No, that might mess up the time stream and prevent my own birth. If I had a time machine, I'd go to the future.


14. If we didn't have government, we'd all be in hovercrafts, and nobody would have cancer, and broccoli would be ice-cream?

That's just a sentence you put a question mark at the end of. The utopian socialst Charles Fourier, however, did promise that under socialism the seas would turn into lemonade. I'm not exaggerating here, he really promised that.

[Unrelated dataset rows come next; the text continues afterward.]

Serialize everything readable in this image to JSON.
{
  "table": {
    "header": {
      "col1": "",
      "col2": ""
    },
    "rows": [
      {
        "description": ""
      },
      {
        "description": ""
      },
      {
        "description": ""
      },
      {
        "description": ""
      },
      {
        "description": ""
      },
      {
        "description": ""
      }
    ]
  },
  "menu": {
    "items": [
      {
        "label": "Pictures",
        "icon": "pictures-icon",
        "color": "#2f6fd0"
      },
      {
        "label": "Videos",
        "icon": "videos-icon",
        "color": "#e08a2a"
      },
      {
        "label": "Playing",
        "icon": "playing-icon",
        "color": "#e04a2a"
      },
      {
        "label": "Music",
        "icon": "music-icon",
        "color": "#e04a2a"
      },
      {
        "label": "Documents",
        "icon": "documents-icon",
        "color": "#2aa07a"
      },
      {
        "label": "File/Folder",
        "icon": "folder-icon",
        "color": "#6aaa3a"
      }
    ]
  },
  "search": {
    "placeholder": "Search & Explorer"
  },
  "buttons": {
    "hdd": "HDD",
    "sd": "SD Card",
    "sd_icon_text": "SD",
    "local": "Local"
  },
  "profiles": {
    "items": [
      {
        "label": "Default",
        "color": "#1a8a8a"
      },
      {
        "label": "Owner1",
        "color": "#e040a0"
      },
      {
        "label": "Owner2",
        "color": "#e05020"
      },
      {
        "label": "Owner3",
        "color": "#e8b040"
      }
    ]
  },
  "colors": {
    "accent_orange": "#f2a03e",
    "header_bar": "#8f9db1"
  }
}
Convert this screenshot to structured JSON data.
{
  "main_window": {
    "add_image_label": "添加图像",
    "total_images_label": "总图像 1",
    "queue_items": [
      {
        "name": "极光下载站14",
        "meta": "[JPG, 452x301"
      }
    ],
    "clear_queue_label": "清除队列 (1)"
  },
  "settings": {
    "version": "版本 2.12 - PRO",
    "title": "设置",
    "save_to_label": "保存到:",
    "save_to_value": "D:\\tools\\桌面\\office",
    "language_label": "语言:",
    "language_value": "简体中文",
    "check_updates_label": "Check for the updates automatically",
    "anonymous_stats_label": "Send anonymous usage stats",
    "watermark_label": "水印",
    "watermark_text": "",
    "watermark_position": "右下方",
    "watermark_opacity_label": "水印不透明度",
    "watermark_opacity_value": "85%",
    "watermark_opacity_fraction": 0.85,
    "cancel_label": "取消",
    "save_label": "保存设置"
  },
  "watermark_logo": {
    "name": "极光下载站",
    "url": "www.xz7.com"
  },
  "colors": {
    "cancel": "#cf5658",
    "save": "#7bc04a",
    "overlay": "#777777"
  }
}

15. Unregulated markets have been tried. The 80’s and the 90’s were the robber baron age. These regulations didn't come out of an interest in restricting liberty. What they did is came out of an interest in helping those that had been victimized by a system that they couldn't fight back against.

The intentions you make your system on doesn't change what the system does. As they say, the road to hell is paved with good intentions. Besides, the late 1800's showed the greatest economic boom in human history.


16. Why do you think workers that worked in the mines unionized?

I don't know, and I really don't care. If people want to unionize, that's fine, as long as its voluntary.


17. Without the government there are no labor unions, because they would be smashed by Pinkerton agencies or people hired, or even sometimes the government.

So you're essentially admitting that the organization that you claim is essential for the existence of this group has acted in a way detrimental to the existence of the group. Right.

Anyways, what you really need is security, not government.


18. Would the free market have desegregated restaurants in the South, or would the free market have done away with miscegenation, if it had been allowed to? Would Marten Luther King have been less effective than the free market? Those laws sprung up out of a majority sense of, in that time, that blacks should not.. The free market there would not have supported integrated lunch counters.

I firmly believe that markets do away with discrimination better than any other way. Money is the best diplomat in human history. Trade between nations has prevented wars. Businesses that choose to discriminate are choosing to economically isolate themselves.

You seem to forget that Jim Crow laws were laws created by the government.


19.Government is necessary but must be held accountable for its decisions.

Jeez, at least the other non-questions had some implied criticism of capitalism. This is nothing but mere assertion. I'll respond in assertion then.

Government is not necessary at all and the very fact that it has a monopoly on law makes in unaccountable.